Nikolai Alekseevich Miliutin

Miliutin, Nikolai Alekseevich

 

Born June 6 (18), 1818, in Moscow; died there Jan. 26 (Feb. 7), 1872. Russian statesman. Brother of V. A. Miliutin and D. A. Miliutin.

Miliutin graduated from the Noblemen’s Boarding School at Moscow University and served in the Ministry of Internal Affairs from 1835. A moderate liberal close to the Slavophiles, he drew up the Municipal Statute of 1846 for St. Petersburg. He also wrote and edited many works on statistics. From 1859 he was assistant minister of internal affairs and was virtually in charge of preparing the Peasant Reform of 1861. On the Editing Commissions he represented the liberal bureaucracy, which attempted, in opposition to the supporters of serfdom, to impart a more bourgeois character to the impending reform. From 1859 to 1861 he was also chairman of the commission that drafted the zemstvo (local self-government) Reform of 1864. When the government moved to the right in the spring of 1861, he was retired and was appointed a senator. In the autumn of 1863, at the time of the Polish Uprising of 1863–64, Miliutin was sent to Poland to prepare reforms. With lu. F. Samarin and V. A. Cherkasskii he drew up the Statute on the Structure of Rural Communes and Peasant Life in the Kingdom of Poland, which was adopted on Feb. 19, 1864. Appointed secretary of state for Polish affairs and chief of the civilian part of the governor-general’s Chancellery in Warsaw in 1864, Miliutin imposed a policy of Russification.

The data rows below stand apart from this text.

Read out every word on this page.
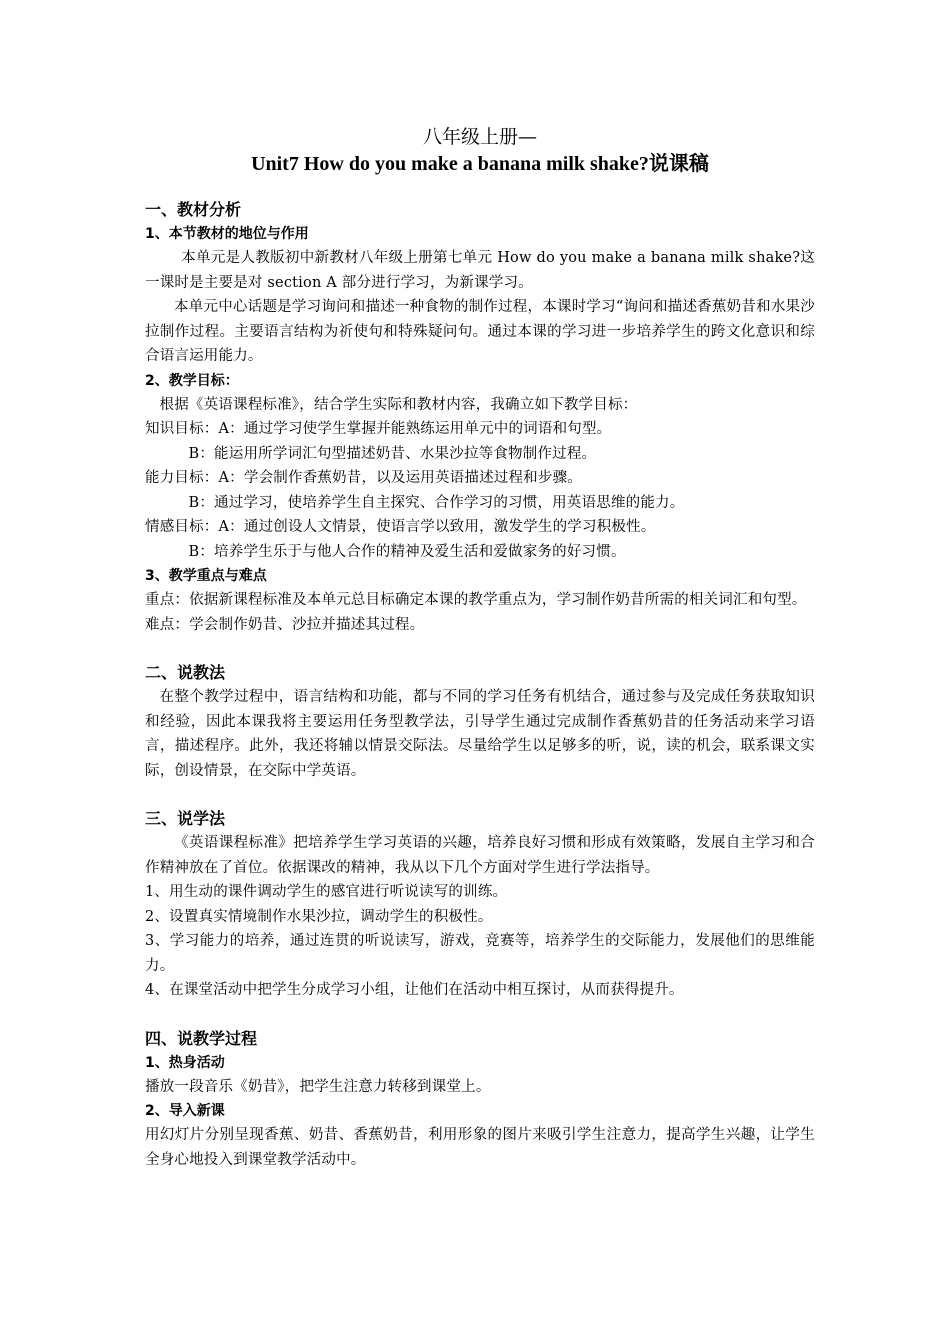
八年级上册—

Unit7 How do you make a banana milk shake?说课稿

一、教材分析

1、本节教材的地位与作用

本单元是人教版初中新教材八年级上册第七单元 How do you make a banana milk shake?这一课时是主要是对 section A 部分进行学习，为新课学习。

本单元中心话题是学习询问和描述一种食物的制作过程，本课时学习“询问和描述香蕉奶昔和水果沙拉制作过程。主要语言结构为祈使句和特殊疑问句。通过本课的学习进一步培养学生的跨文化意识和综合语言运用能力。

2、教学目标：

根据《英语课程标准》，结合学生实际和教材内容，我确立如下教学目标：

知识目标：A：通过学习使学生掌握并能熟练运用单元中的词语和句型。

B：能运用所学词汇句型描述奶昔、水果沙拉等食物制作过程。

能力目标：A：学会制作香蕉奶昔，以及运用英语描述过程和步骤。

B：通过学习，使培养学生自主探究、合作学习的习惯，用英语思维的能力。

情感目标：A：通过创设人文情景，使语言学以致用，激发学生的学习积极性。

B：培养学生乐于与他人合作的精神及爱生活和爱做家务的好习惯。

3、教学重点与难点

重点：依据新课程标准及本单元总目标确定本课的教学重点为，学习制作奶昔所需的相关词汇和句型。

难点：学会制作奶昔、沙拉并描述其过程。

二、说教法

在整个教学过程中，语言结构和功能，都与不同的学习任务有机结合，通过参与及完成任务获取知识和经验，因此本课我将主要运用任务型教学法，引导学生通过完成制作香蕉奶昔的任务活动来学习语言，描述程序。此外，我还将辅以情景交际法。尽量给学生以足够多的听，说，读的机会，联系课文实际，创设情景，在交际中学英语。

三、说学法

《英语课程标准》把培养学生学习英语的兴趣，培养良好习惯和形成有效策略，发展自主学习和合作精神放在了首位。依据课改的精神，我从以下几个方面对学生进行学法指导。

1、用生动的课件调动学生的感官进行听说读写的训练。

2、设置真实情境制作水果沙拉，调动学生的积极性。

3、学习能力的培养，通过连贯的听说读写，游戏，竞赛等，培养学生的交际能力，发展他们的思维能力。

4、在课堂活动中把学生分成学习小组，让他们在活动中相互探讨，从而获得提升。

四、说教学过程

1、热身活动

播放一段音乐《奶昔》，把学生注意力转移到课堂上。

2、导入新课

用幻灯片分别呈现香蕉、奶昔、香蕉奶昔，利用形象的图片来吸引学生注意力，提高学生兴趣，让学生全身心地投入到课堂教学活动中。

From 1865 he was a member of the State Council, chief of the Chancellery for the Affairs of the Kingdom of Poland in St. Petersburg, and a member of the Main Committee on the Structure of Rural Estates. He retired from political life in 1867 because of poor health.

REFERENCES

Kizevetter, A. “N. A. Miliutin.” In Osvobozhdenie krest’ian: Deiateli reformy. Moscow, 1911.
Garmiza, V. V. Podgotovka zemskoi reformy 1864 g. Moscow, 1957.
Kostiushko, I. I. Krest’ianskaia reforma 1864 g. v Tsarstve Pol’skom. Moscow, 1962.